In a nutshell, the ‘Zags’ reputation for individual improvement precedes the program. Dating back to the late 1990s head coach Mark Few, the coaching staff and Gonzaga’s training staff are well-known for taking underrated talents such as Dan Dickau, Adam Morrison, Ronny Turiaf, Robert Sacre and fellow Canadian Kelly Olynk and transforming them into NBA-caliber players that go on to have long careers.

Playing professionally, whether it’s in the League or overseas is the utmost goal for any basketball player, and Wiltjer is no different. With two years to get better and more rugged in a program that systematically churns out pros, a new world of possibility for Wiltjer could be just around the corner.

A now redshirt junior, Wiltjer should be in the mix for a starting job at the four, playing alongside all-West Coast Conference big Przemek Karnowski and fellow countryman Kevin Pangos, getting looks from curious pro scouts to see if Wiltjer’s worthy of next-level consideration.

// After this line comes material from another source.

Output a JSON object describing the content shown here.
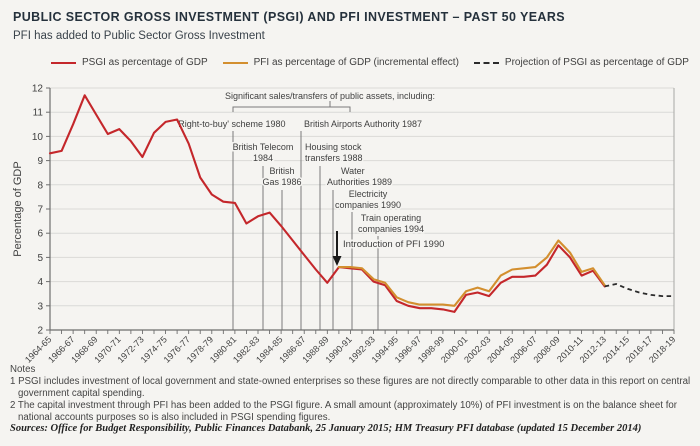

However, that’s looking far down the road. Wiltjer, who won three state titles during his time at Jesuit, wants to continue his victorious ways and help his ‘Zag teammates feel the same feeling he did back in 2012, cutting down the nets with Davis, Michael Kidd-Gilchrist, Terrance Jones and a horde of collegiate stars.

“I have big goals for myself, but I want to win first,” said Wiltjer. “I think all the personal accolades will come after that. The team is first, and I just really want to make a run with these guys to The Final Four. Having won in the past, it’s just an awesome feeling to accomplish something as a team and have all the hard work pay off.”